Total apparent mitiperstat clearance was 10.83 L/h in the severe renal impairment cohort and 25.62 L/h in the control cohort. The area under the plasma concentration-time curve was 2.37-fold higher (90% confidence interval [CI]: 1.79, 3.12) in the severe renal impairment cohort than in the control cohort, with longer elimination half-life and similar maximum concentration. Non-renal clearance was similar between the cohorts.

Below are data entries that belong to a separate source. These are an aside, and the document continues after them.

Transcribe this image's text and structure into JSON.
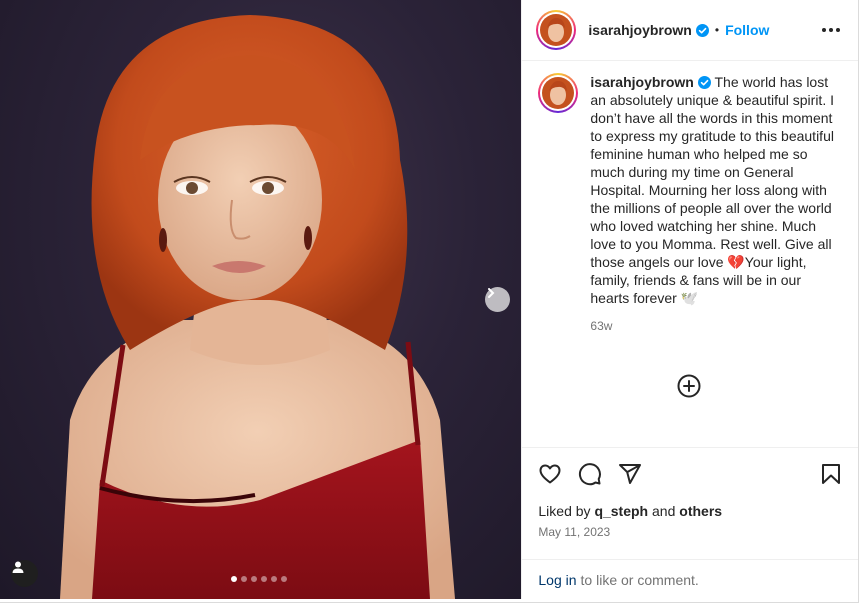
{
  "post": {
    "username": "isarahjoybrown",
    "separator": "•",
    "follow_label": "Follow",
    "caption": "The world has lost an absolutely unique & beautiful spirit. I don’t have all the words in this moment to express my gratitude to this beautiful feminine human who helped me so much during my time on General Hospital. Mourning her loss along with the millions of people all over the world who loved watching her shine. Much love to you Momma. Rest well. Give all those angels our love 💔Your light, family, friends & fans will be in our hearts forever 🕊️",
    "time_ago": "63w",
    "likes_prefix": "Liked by",
    "liked_by_user": "q_steph",
    "likes_and": "and",
    "likes_others": "others",
    "date": "May 11, 2023",
    "login_link": "Log in",
    "login_suffix": "to like or comment."
  },
  "carousel": {
    "total": 6,
    "current": 1
  },
  "icons": {
    "verified": "verified-badge-icon",
    "more": "more-options-icon",
    "next": "chevron-right-icon",
    "tag": "user-tag-icon",
    "add_comment": "add-circle-icon",
    "like": "heart-icon",
    "comment": "comment-bubble-icon",
    "share": "paper-plane-icon",
    "save": "bookmark-icon"
  },
  "colors": {
    "accent": "#0095f6",
    "verified": "#0095f6",
    "text": "#262626",
    "muted": "#737373",
    "link": "#00376b"
  }
}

Mitiperstat apparent clearance was approximately twofold lower in individuals with severe renal impairment than in those with normal renal function. Lower clearance was driven by reduced renal clearance; non-renal clearance was similar. Mitiperstat was generally well tolerated by participants with severe renal impairment and normal renal function. These findings, together with efficacy and safety/tolerability data from phase 2b, will guide the dosing regimen for phase 3.
Mitiperstat 是一种新型、高活性髓过氧化物酶抑制剂,正在心血管代谢疾病患者(Ⅱ期)中进行评估。这些患者常伴有肾功能损害,可能会影响 mitiperstat 的药代动力学。本研究评估了严重肾功能损害和肾功能正常的参与者中 mitiperstat 的药代动力学、安全性和耐受性,为Ⅲ期研究中纳入估计肾小球滤过率(eGFR)<30ml/min/1.73m2 的患者提供依据。
未接受透析的严重肾功能损害患者(eGFR≥15 且<30ml/min/1.73m2,n=10)和组内匹配的对照组(eGFR≥90ml/min/1.73m2,n=10)接受单次口服 2.5mg mitiperstat 片剂。给药后 2 周内每隔一定时间采集血样,24h 内采集尿样。
严重肾功能损害组的总表观 mitiperstat 清除率为 10.83L/h,对照组为 25.62L/h。严重肾功能损害组的血浆浓度-时间曲线下面积(AUC)比对照组高 2.37 倍(90%置信区间[CI]:1.79,3.12),消除半衰期更长,最大浓度相似。两组的非肾清除率相似。
与肾功能正常者相比,严重肾功能损害者的 mitiperstat 表观清除率约低 2 倍。清除率降低是由肾清除率降低引起的,而非肾清除率相似。严重肾功能损害和肾功能正常的参与者对 mitiperstat 总体耐受性良好。这些发现以及Ⅱb 期的疗效和安全性/耐受性数据,将为Ⅲ期研究指导给药方案。